Abstract

A system to automatically recognize vehicle license plates is a growing need to improve safety and traffic control, specifically in major urban centers. However, the license plate recognition task is generally computationally intensive, where the entire input image frame is scanned, the found plates are segmented, and character recognition is then performed for each segmented character. This paper presents a methodology for engineering a system to detect and recognize Brazilian license plates using convolutional neural networks (CNN) that is suitable for embedded systems.
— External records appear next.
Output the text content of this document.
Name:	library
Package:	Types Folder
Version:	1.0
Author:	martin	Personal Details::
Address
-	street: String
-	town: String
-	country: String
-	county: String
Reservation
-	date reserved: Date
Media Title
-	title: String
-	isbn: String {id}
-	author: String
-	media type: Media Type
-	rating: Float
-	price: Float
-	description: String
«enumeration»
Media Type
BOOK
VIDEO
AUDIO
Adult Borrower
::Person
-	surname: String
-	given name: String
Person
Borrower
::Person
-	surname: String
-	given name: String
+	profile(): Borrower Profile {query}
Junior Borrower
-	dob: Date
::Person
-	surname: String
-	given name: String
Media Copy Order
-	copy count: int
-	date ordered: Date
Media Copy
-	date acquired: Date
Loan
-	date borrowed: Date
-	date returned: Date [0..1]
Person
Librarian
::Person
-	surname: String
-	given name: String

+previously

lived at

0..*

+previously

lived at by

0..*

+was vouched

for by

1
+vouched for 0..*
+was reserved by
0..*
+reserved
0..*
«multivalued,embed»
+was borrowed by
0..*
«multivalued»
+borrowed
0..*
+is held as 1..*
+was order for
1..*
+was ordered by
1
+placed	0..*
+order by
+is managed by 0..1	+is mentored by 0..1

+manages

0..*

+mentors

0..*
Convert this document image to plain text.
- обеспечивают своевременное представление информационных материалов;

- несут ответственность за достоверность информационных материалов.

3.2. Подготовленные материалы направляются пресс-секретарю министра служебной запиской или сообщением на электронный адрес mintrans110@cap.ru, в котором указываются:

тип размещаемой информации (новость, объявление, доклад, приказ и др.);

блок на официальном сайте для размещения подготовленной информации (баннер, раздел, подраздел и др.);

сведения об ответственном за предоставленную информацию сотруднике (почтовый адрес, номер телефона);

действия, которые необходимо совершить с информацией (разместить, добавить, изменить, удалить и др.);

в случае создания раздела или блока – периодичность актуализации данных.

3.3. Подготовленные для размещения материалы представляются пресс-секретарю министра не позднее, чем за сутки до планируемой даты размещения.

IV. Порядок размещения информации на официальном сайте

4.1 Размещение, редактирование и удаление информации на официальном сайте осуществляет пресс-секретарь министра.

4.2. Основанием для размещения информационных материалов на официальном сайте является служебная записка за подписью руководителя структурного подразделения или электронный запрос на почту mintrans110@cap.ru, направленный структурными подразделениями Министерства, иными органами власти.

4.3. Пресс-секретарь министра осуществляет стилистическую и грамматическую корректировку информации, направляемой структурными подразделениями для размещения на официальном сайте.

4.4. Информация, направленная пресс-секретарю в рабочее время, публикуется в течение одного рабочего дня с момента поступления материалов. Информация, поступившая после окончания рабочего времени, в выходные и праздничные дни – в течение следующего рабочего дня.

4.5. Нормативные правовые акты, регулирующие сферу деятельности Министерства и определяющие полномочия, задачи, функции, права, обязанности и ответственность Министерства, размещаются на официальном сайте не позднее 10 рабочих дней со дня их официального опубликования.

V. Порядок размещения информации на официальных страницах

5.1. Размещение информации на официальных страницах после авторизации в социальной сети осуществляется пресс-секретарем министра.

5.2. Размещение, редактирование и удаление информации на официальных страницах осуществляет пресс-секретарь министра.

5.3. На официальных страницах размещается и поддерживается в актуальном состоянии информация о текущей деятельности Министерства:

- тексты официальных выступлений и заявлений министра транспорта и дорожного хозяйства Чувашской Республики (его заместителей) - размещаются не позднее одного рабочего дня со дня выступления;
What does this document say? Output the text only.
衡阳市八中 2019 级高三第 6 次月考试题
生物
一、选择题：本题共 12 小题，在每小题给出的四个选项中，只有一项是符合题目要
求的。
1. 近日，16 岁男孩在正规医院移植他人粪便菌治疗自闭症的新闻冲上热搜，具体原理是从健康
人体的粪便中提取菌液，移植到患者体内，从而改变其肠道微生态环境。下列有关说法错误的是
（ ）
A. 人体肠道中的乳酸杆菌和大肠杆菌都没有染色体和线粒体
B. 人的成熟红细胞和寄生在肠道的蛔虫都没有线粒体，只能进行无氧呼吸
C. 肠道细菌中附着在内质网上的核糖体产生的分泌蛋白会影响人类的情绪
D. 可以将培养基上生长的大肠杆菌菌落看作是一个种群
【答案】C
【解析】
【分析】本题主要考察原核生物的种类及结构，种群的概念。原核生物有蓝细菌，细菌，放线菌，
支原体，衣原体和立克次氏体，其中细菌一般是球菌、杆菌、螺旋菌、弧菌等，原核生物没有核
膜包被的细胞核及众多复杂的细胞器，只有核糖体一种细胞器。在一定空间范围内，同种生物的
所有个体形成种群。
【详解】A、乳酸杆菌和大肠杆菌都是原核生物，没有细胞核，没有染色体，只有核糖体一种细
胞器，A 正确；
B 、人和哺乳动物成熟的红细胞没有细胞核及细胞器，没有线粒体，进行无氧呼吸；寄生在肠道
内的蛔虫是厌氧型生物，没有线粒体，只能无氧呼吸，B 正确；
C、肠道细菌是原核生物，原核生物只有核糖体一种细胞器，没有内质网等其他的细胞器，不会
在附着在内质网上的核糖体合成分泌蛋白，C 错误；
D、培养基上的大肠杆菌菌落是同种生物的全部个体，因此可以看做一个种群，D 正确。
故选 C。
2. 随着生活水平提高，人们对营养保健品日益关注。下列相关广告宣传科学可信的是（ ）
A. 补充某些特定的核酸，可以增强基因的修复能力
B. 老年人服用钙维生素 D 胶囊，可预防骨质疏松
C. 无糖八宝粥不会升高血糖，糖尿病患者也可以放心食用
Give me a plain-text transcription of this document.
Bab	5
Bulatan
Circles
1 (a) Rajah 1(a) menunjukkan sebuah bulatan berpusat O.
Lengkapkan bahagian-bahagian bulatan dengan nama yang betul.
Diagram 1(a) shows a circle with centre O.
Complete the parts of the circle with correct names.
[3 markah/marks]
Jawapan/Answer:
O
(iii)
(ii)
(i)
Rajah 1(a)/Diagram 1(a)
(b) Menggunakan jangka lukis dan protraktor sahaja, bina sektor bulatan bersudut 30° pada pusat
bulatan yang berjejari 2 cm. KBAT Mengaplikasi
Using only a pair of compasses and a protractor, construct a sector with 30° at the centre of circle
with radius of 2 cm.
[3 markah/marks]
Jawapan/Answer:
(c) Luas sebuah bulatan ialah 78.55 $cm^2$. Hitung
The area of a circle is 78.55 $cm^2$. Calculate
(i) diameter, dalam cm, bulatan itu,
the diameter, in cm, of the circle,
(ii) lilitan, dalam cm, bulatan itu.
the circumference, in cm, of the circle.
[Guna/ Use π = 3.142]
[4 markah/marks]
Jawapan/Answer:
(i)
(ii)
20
The resulting system detects license plates in the captured image using Tiny YOLOv3 architecture and identifies its characters using a second convolutional network trained on synthetic images and fine-tuned with real license plate images. The proposed architecture has demonstrated to be robust to angle, lightning, and noise variations while requiring a single forward pass for each network, therefore allowing faster processing compared to other deep learning approaches. Our methodology was validated using real license plate images under different environmental conditions reached a detection rate of 99.37% and an overall recognition rate of 98.43% while showing an average time of 2.70 s to process $$1024 \times 768$$ images with a single license plate in a Raspberry Pi3 (ARM Cortex-A53 CPU). To improve the recognition accuracy, an ensemble of CNN models was tested instead of a single CNN model, which resulted in an increase in the average processing time to 4.88 s for each image while increasing the recognition rate to 99.53%. Finally, we discuss the impact of using an ensemble of CNNs considering the accuracy-performance trade-off when engineering embedded systems for license plate recognition.